Object-oriented programming in G Dataflow uses concepts that are common in object-oriented languages, such as C++ and Java. Following object-oriented programming practices may not be necessary if you want to create a simple program with one or two VIs. However, using classes can improve the development of large and complex projects.
- Class—A collection of fields and methods that can access and manipulate the values the fields contain.
- Class Object—An instance of a class with a specific set of data values for the fields the class G Type document defines. A class object also has access to every method in the Member List of the class G Type document.
- Encapsulation—The concept of a class being a single unit made up of class fields and the methods that can access those class field values.
- Field—A data attribute of a class. Every instance of a class has its own instance of every field. A field is always private so only VIs that are members of the same class can access that field. Use the Data view of the class G Type document to define the fields of a class.
- Inheritance—a hierarchy of parent and child classes that allows you to use code from an existing class in your project as a starting point to build a, more specific class for the project.
- Method—A segment of code that can interact with the class data or use class data to perform an operation. Use the Member List of the Class (G Type) document to define the methods of a class.
- Object-Oriented Design—Planning the classes you need for your program, the methods each class should contain, and how the classes should interact before you begin writing code.
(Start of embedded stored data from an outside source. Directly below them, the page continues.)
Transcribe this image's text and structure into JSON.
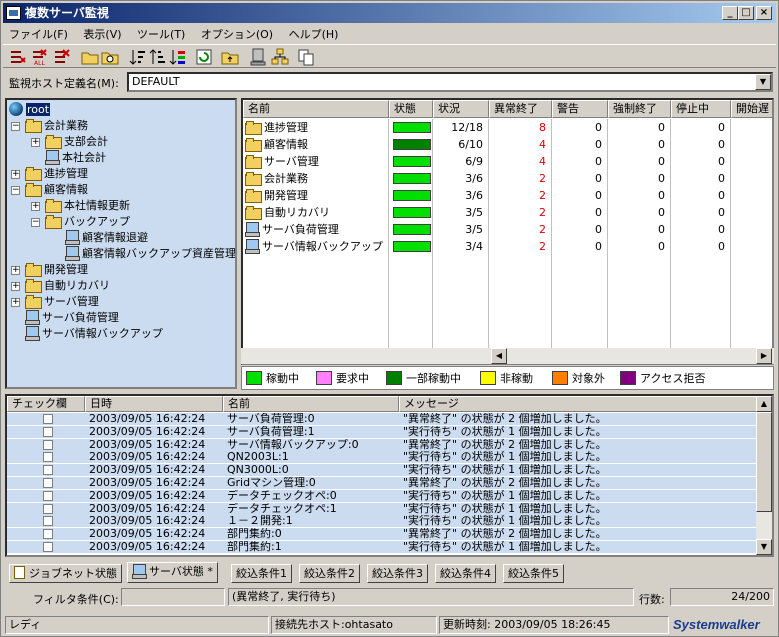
{
  "window": {
    "title": "複数サーバ監視"
  },
  "menu": [
    "ファイル(F)",
    "表示(V)",
    "ツール(T)",
    "オプション(O)",
    "ヘルプ(H)"
  ],
  "host": {
    "label": "監視ホスト定義名(M):",
    "value": "DEFAULT"
  },
  "tree": {
    "root": "root",
    "items": [
      {
        "label": "会計業務",
        "type": "folder",
        "expanded": true
      },
      {
        "label": "支部会計",
        "type": "folder",
        "expanded": false
      },
      {
        "label": "本社会計",
        "type": "host"
      },
      {
        "label": "進捗管理",
        "type": "folder",
        "expanded": false
      },
      {
        "label": "顧客情報",
        "type": "folder",
        "expanded": true
      },
      {
        "label": "本社情報更新",
        "type": "folder",
        "expanded": false
      },
      {
        "label": "バックアップ",
        "type": "folder",
        "expanded": true
      },
      {
        "label": "顧客情報退避",
        "type": "host"
      },
      {
        "label": "顧客情報バックアップ資産管理",
        "type": "host"
      },
      {
        "label": "開発管理",
        "type": "folder",
        "expanded": false
      },
      {
        "label": "自動リカバリ",
        "type": "folder",
        "expanded": false
      },
      {
        "label": "サーバ管理",
        "type": "folder",
        "expanded": false
      },
      {
        "label": "サーバ負荷管理",
        "type": "host"
      },
      {
        "label": "サーバ情報バックアップ",
        "type": "host"
      }
    ]
  },
  "grid": {
    "headers": [
      "名前",
      "状態",
      "状況",
      "異常終了",
      "警告",
      "強制終了",
      "停止中",
      "開始遅"
    ],
    "rows": [
      {
        "name": "進捗管理",
        "type": "folder",
        "status": "稼動中",
        "progress": "12/18",
        "abnormal": "8",
        "warning": "0",
        "forced": "0",
        "stopped": "0"
      },
      {
        "name": "顧客情報",
        "type": "folder",
        "status": "一部稼動中",
        "progress": "6/10",
        "abnormal": "4",
        "warning": "0",
        "forced": "0",
        "stopped": "0"
      },
      {
        "name": "サーバ管理",
        "type": "folder",
        "status": "稼動中",
        "progress": "6/9",
        "abnormal": "4",
        "warning": "0",
        "forced": "0",
        "stopped": "0"
      },
      {
        "name": "会計業務",
        "type": "folder",
        "status": "稼動中",
        "progress": "3/6",
        "abnormal": "2",
        "warning": "0",
        "forced": "0",
        "stopped": "0"
      },
      {
        "name": "開発管理",
        "type": "folder",
        "status": "稼動中",
        "progress": "3/6",
        "abnormal": "2",
        "warning": "0",
        "forced": "0",
        "stopped": "0"
      },
      {
        "name": "自動リカバリ",
        "type": "folder",
        "status": "稼動中",
        "progress": "3/5",
        "abnormal": "2",
        "warning": "0",
        "forced": "0",
        "stopped": "0"
      },
      {
        "name": "サーバ負荷管理",
        "type": "host",
        "status": "稼動中",
        "progress": "3/5",
        "abnormal": "2",
        "warning": "0",
        "forced": "0",
        "stopped": "0"
      },
      {
        "name": "サーバ情報バックアップ",
        "type": "host",
        "status": "稼動中",
        "progress": "3/4",
        "abnormal": "2",
        "warning": "0",
        "forced": "0",
        "stopped": "0"
      }
    ]
  },
  "legend": [
    {
      "label": "稼動中",
      "color": "#00e000"
    },
    {
      "label": "要求中",
      "color": "#ff80ff"
    },
    {
      "label": "一部稼動中",
      "color": "#008000"
    },
    {
      "label": "非稼動",
      "color": "#ffff00"
    },
    {
      "label": "対象外",
      "color": "#ff8000"
    },
    {
      "label": "アクセス拒否",
      "color": "#800080"
    }
  ],
  "messages": {
    "headers": [
      "チェック欄",
      "日時",
      "名前",
      "メッセージ"
    ],
    "rows": [
      {
        "time": "2003/09/05 16:42:24",
        "name": "サーバ負荷管理:0",
        "msg": "\"異常終了\" の状態が 2 個増加しました。"
      },
      {
        "time": "2003/09/05 16:42:24",
        "name": "サーバ負荷管理:1",
        "msg": "\"実行待ち\" の状態が 1 個増加しました。"
      },
      {
        "time": "2003/09/05 16:42:24",
        "name": "サーバ情報バックアップ:0",
        "msg": "\"異常終了\" の状態が 2 個増加しました。"
      },
      {
        "time": "2003/09/05 16:42:24",
        "name": "QN2003L:1",
        "msg": "\"実行待ち\" の状態が 1 個増加しました。"
      },
      {
        "time": "2003/09/05 16:42:24",
        "name": "QN3000L:0",
        "msg": "\"実行待ち\" の状態が 1 個増加しました。"
      },
      {
        "time": "2003/09/05 16:42:24",
        "name": "Gridマシン管理:0",
        "msg": "\"異常終了\" の状態が 2 個増加しました。"
      },
      {
        "time": "2003/09/05 16:42:24",
        "name": "データチェックオペ:0",
        "msg": "\"実行待ち\" の状態が 1 個増加しました。"
      },
      {
        "time": "2003/09/05 16:42:24",
        "name": "データチェックオペ:1",
        "msg": "\"実行待ち\" の状態が 1 個増加しました。"
      },
      {
        "time": "2003/09/05 16:42:24",
        "name": "１－２開発:1",
        "msg": "\"実行待ち\" の状態が 1 個増加しました。"
      },
      {
        "time": "2003/09/05 16:42:24",
        "name": "部門集約:0",
        "msg": "\"異常終了\" の状態が 2 個増加しました。"
      },
      {
        "time": "2003/09/05 16:42:24",
        "name": "部門集約:1",
        "msg": "\"実行待ち\" の状態が 1 個増加しました。"
      }
    ]
  },
  "tabs": [
    "ジョブネット状態",
    "サーバ状態 *",
    "絞込条件1",
    "絞込条件2",
    "絞込条件3",
    "絞込条件4",
    "絞込条件5"
  ],
  "filter": {
    "label": "フィルタ条件(C):",
    "value": "(異常終了, 実行待ち)",
    "count_label": "行数:",
    "count": "24/200"
  },
  "status": {
    "ready": "レディ",
    "host": "接続先ホスト:ohtasato",
    "updated": "更新時刻: 2003/09/05 18:26:45",
    "brand": "Systemwalker"
  }
}
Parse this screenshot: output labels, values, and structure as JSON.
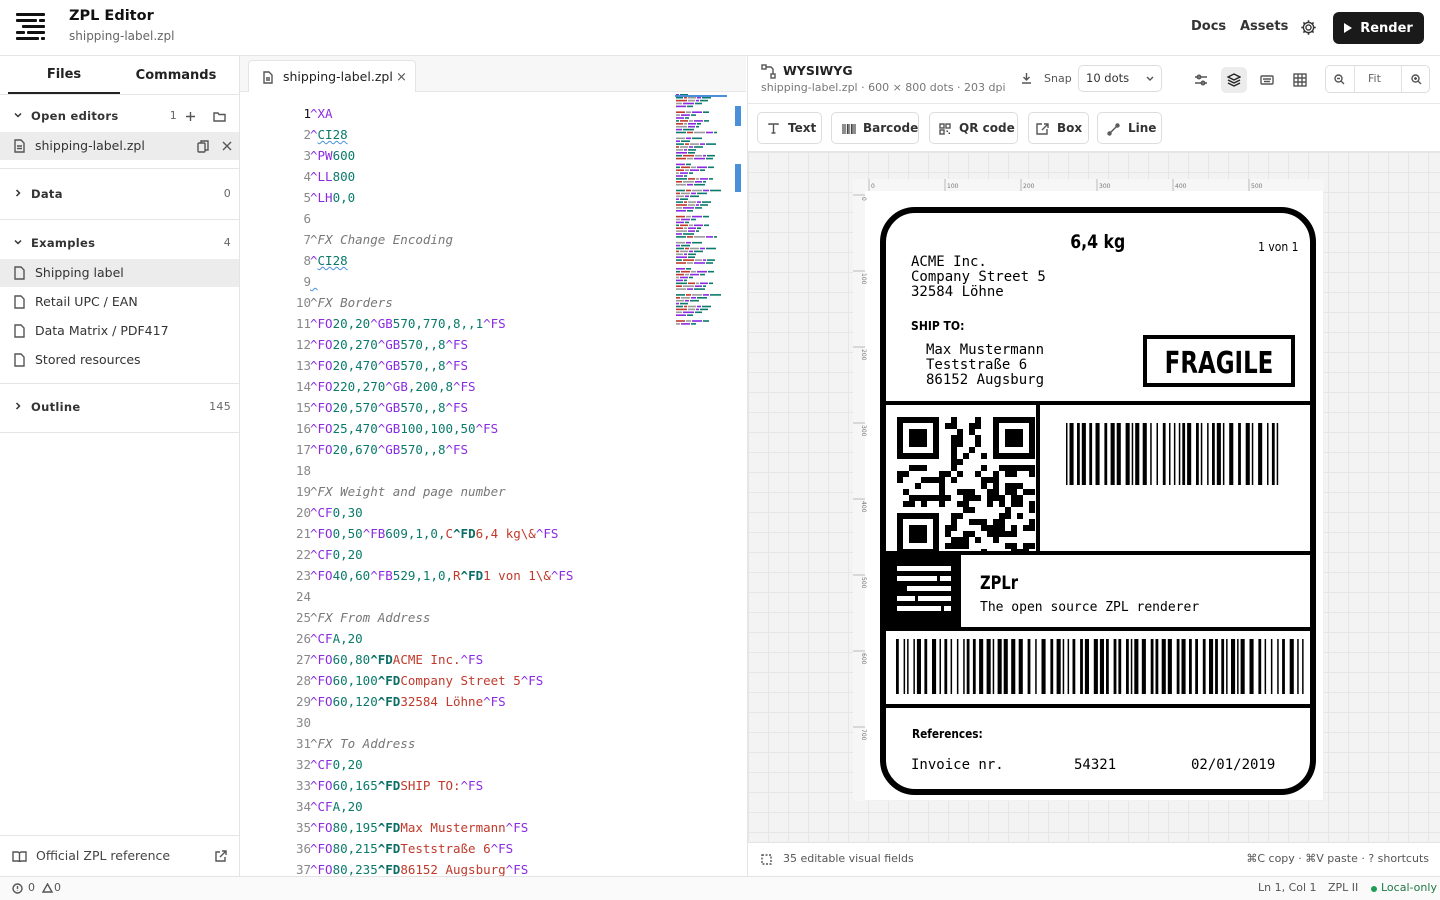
{
  "header": {
    "title": "ZPL Editor",
    "subtitle": "shipping-label.zpl",
    "nav_docs": "Docs",
    "nav_assets": "Assets",
    "render_label": "Render"
  },
  "sidebar": {
    "tabs": [
      "Files",
      "Commands"
    ],
    "open_editors": {
      "label": "Open editors",
      "count": "1",
      "file": "shipping-label.zpl"
    },
    "data": {
      "label": "Data",
      "count": "0"
    },
    "examples": {
      "label": "Examples",
      "count": "4",
      "items": [
        "Shipping label",
        "Retail UPC / EAN",
        "Data Matrix / PDF417",
        "Stored resources"
      ]
    },
    "outline": {
      "label": "Outline",
      "count": "145"
    },
    "footer_link": "Official ZPL reference"
  },
  "editor": {
    "tab_label": "shipping-label.zpl",
    "close_glyph": "×",
    "line_numbers": [
      "1",
      "2",
      "3",
      "4",
      "5",
      "6",
      "7",
      "8",
      "9",
      "10",
      "11",
      "12",
      "13",
      "14",
      "15",
      "16",
      "17",
      "18",
      "19",
      "20",
      "21",
      "22",
      "23",
      "24",
      "25",
      "26",
      "27",
      "28",
      "29",
      "30",
      "31",
      "32",
      "33",
      "34",
      "35",
      "36",
      "37"
    ],
    "lines": [
      [
        [
          "kw",
          "^XA"
        ]
      ],
      [
        [
          "kw",
          "^"
        ],
        [
          "sq",
          "CI28"
        ]
      ],
      [
        [
          "kw",
          "^PW"
        ],
        [
          "num",
          "600"
        ]
      ],
      [
        [
          "kw",
          "^LL"
        ],
        [
          "num",
          "800"
        ]
      ],
      [
        [
          "kw",
          "^LH"
        ],
        [
          "num",
          "0,0"
        ]
      ],
      [],
      [
        [
          "cm",
          "^FX Change Encoding"
        ]
      ],
      [
        [
          "kw",
          "^"
        ],
        [
          "sq",
          "CI28"
        ]
      ],
      [
        [
          "sq",
          " "
        ]
      ],
      [
        [
          "cm",
          "^FX Borders"
        ]
      ],
      [
        [
          "kw",
          "^FO"
        ],
        [
          "num",
          "20,20"
        ],
        [
          "kw",
          "^GB"
        ],
        [
          "num",
          "570,770,8,,1"
        ],
        [
          "kw",
          "^FS"
        ]
      ],
      [
        [
          "kw",
          "^FO"
        ],
        [
          "num",
          "20,270"
        ],
        [
          "kw",
          "^GB"
        ],
        [
          "num",
          "570,,8"
        ],
        [
          "kw",
          "^FS"
        ]
      ],
      [
        [
          "kw",
          "^FO"
        ],
        [
          "num",
          "20,470"
        ],
        [
          "kw",
          "^GB"
        ],
        [
          "num",
          "570,,8"
        ],
        [
          "kw",
          "^FS"
        ]
      ],
      [
        [
          "kw",
          "^FO"
        ],
        [
          "num",
          "220,270"
        ],
        [
          "kw",
          "^GB"
        ],
        [
          "num",
          ",200,8"
        ],
        [
          "kw",
          "^FS"
        ]
      ],
      [
        [
          "kw",
          "^FO"
        ],
        [
          "num",
          "20,570"
        ],
        [
          "kw",
          "^GB"
        ],
        [
          "num",
          "570,,8"
        ],
        [
          "kw",
          "^FS"
        ]
      ],
      [
        [
          "kw",
          "^FO"
        ],
        [
          "num",
          "25,470"
        ],
        [
          "kw",
          "^GB"
        ],
        [
          "num",
          "100,100,50"
        ],
        [
          "kw",
          "^FS"
        ]
      ],
      [
        [
          "kw",
          "^FO"
        ],
        [
          "num",
          "20,670"
        ],
        [
          "kw",
          "^GB"
        ],
        [
          "num",
          "570,,8"
        ],
        [
          "kw",
          "^FS"
        ]
      ],
      [],
      [
        [
          "cm",
          "^FX Weight and page number"
        ]
      ],
      [
        [
          "kw",
          "^CF"
        ],
        [
          "num",
          "0,30"
        ]
      ],
      [
        [
          "kw",
          "^FO"
        ],
        [
          "num",
          "0,50"
        ],
        [
          "kw",
          "^FB"
        ],
        [
          "num",
          "609,1,0,"
        ],
        [
          "st",
          "C"
        ],
        [
          "fd",
          "^FD"
        ],
        [
          "st",
          "6,4 kg\\&"
        ],
        [
          "kw",
          "^FS"
        ]
      ],
      [
        [
          "kw",
          "^CF"
        ],
        [
          "num",
          "0,20"
        ]
      ],
      [
        [
          "kw",
          "^FO"
        ],
        [
          "num",
          "40,60"
        ],
        [
          "kw",
          "^FB"
        ],
        [
          "num",
          "529,1,0,"
        ],
        [
          "st",
          "R"
        ],
        [
          "fd",
          "^FD"
        ],
        [
          "st",
          "1 von 1\\&"
        ],
        [
          "kw",
          "^FS"
        ]
      ],
      [],
      [
        [
          "cm",
          "^FX From Address"
        ]
      ],
      [
        [
          "kw",
          "^CF"
        ],
        [
          "num",
          "A,20"
        ]
      ],
      [
        [
          "kw",
          "^FO"
        ],
        [
          "num",
          "60,80"
        ],
        [
          "fd",
          "^FD"
        ],
        [
          "st",
          "ACME Inc."
        ],
        [
          "kw",
          "^FS"
        ]
      ],
      [
        [
          "kw",
          "^FO"
        ],
        [
          "num",
          "60,100"
        ],
        [
          "fd",
          "^FD"
        ],
        [
          "st",
          "Company Street 5"
        ],
        [
          "kw",
          "^FS"
        ]
      ],
      [
        [
          "kw",
          "^FO"
        ],
        [
          "num",
          "60,120"
        ],
        [
          "fd",
          "^FD"
        ],
        [
          "st",
          "32584 Löhne"
        ],
        [
          "kw",
          "^FS"
        ]
      ],
      [],
      [
        [
          "cm",
          "^FX To Address"
        ]
      ],
      [
        [
          "kw",
          "^CF"
        ],
        [
          "num",
          "0,20"
        ]
      ],
      [
        [
          "kw",
          "^FO"
        ],
        [
          "num",
          "60,165"
        ],
        [
          "fd",
          "^FD"
        ],
        [
          "st",
          "SHIP TO:"
        ],
        [
          "kw",
          "^FS"
        ]
      ],
      [
        [
          "kw",
          "^CF"
        ],
        [
          "num",
          "A,20"
        ]
      ],
      [
        [
          "kw",
          "^FO"
        ],
        [
          "num",
          "80,195"
        ],
        [
          "fd",
          "^FD"
        ],
        [
          "st",
          "Max Mustermann"
        ],
        [
          "kw",
          "^FS"
        ]
      ],
      [
        [
          "kw",
          "^FO"
        ],
        [
          "num",
          "80,215"
        ],
        [
          "fd",
          "^FD"
        ],
        [
          "st",
          "Teststraße 6"
        ],
        [
          "kw",
          "^FS"
        ]
      ],
      [
        [
          "kw",
          "^FO"
        ],
        [
          "num",
          "80,235"
        ],
        [
          "fd",
          "^FD"
        ],
        [
          "st",
          "86152 Augsburg"
        ],
        [
          "kw",
          "^FS"
        ]
      ]
    ]
  },
  "preview": {
    "title": "WYSIWYG",
    "subtitle": "shipping-label.zpl · 600 × 800 dots · 203 dpi",
    "snap_label": "Snap",
    "snap_value": "10 dots",
    "zoom_label": "Fit",
    "tools": [
      "Text",
      "Barcode",
      "QR code",
      "Box",
      "Line"
    ],
    "footer_fields": "35 editable visual fields",
    "footer_shortcuts": "⌘C copy · ⌘V paste · ? shortcuts",
    "ruler_top": [
      "0",
      "100",
      "200",
      "300",
      "400",
      "500"
    ],
    "ruler_left": [
      "0",
      "100",
      "200",
      "300",
      "400",
      "500",
      "600",
      "700"
    ]
  },
  "label": {
    "weight": "6,4 kg",
    "page": "1 von 1",
    "from": [
      "ACME Inc.",
      "Company Street 5",
      "32584 Löhne"
    ],
    "ship_to_label": "SHIP TO:",
    "to": [
      "Max Mustermann",
      "Teststraße 6",
      "86152 Augsburg"
    ],
    "fragile": "FRAGILE",
    "brand": "ZPLr",
    "tagline": "The open source ZPL renderer",
    "references_label": "References:",
    "invoice_label": "Invoice nr.",
    "invoice_number": "54321",
    "date": "02/01/2019"
  },
  "status": {
    "errors": "0",
    "warnings": "0",
    "cursor": "Ln 1, Col 1",
    "language": "ZPL II",
    "mode": "Local-only"
  },
  "colors": {
    "accent": "#4a90d9",
    "keyword": "#8a2be2",
    "string": "#c0392b",
    "comment": "#777777",
    "local_dot": "#1f9d55"
  }
}
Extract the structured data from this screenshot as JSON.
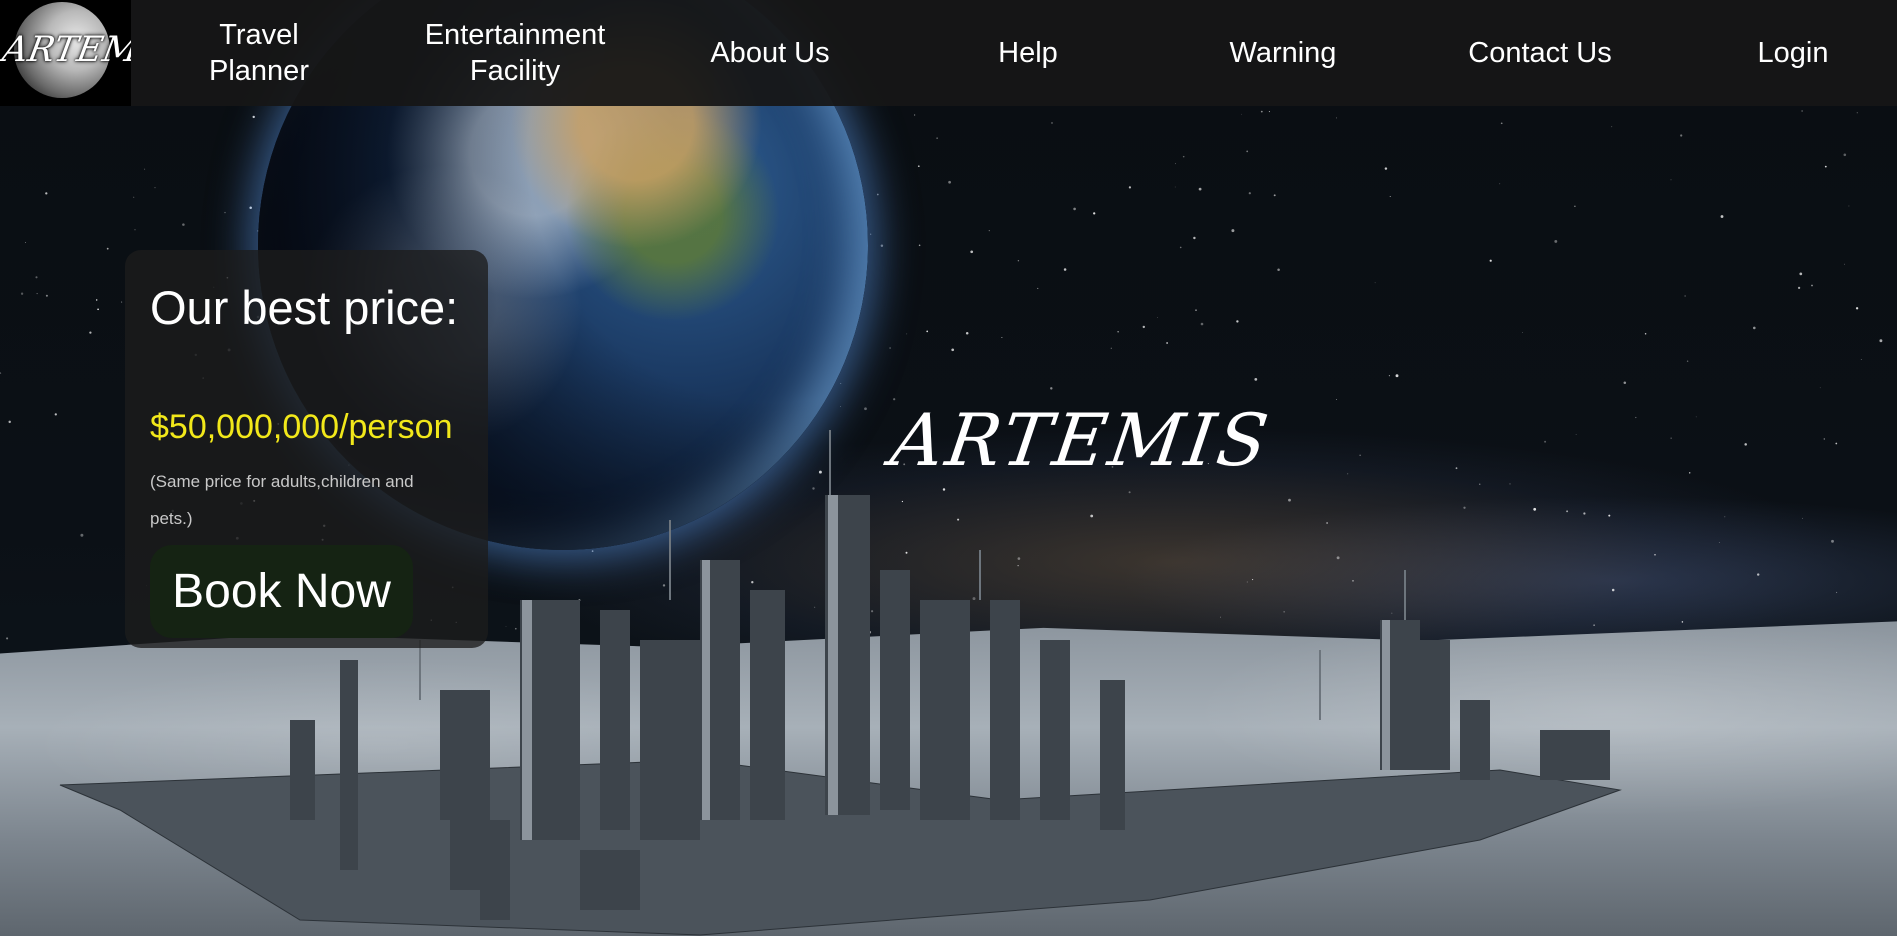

- Object-Oriented Programming—Developing code in a programming language that allows the user to adhere to object-oriented principles.
As an example of how these concepts work together, consider cars on a road. There are many car manufacturers, but all cars share several generic fields, such as the number of doors or current speed, that you can use to describe every car you see. Each car also has a set of common methods that enable it to function using the fields that define the car. When you accelerate, brake, or use a turn signal, the car implements a method to change the state of the car.
The encapsulation of these generic fields and methods into a single unit defines the car class. Each car on the road is an object of the car class with a specific set of fields and methods that the car can perform.
Using classes to create an object-oriented program can provide the following benefits.
Prevent changes you make to one class method from causing errors in other class methods by separating code into small, maintainable VIs.
Find the source of an error quickly by defining the access to data and methods of a class.
Reuse stable code in an existing class to create additional classes that handle more specific situations and functions by specifying inheritance relationships between classes.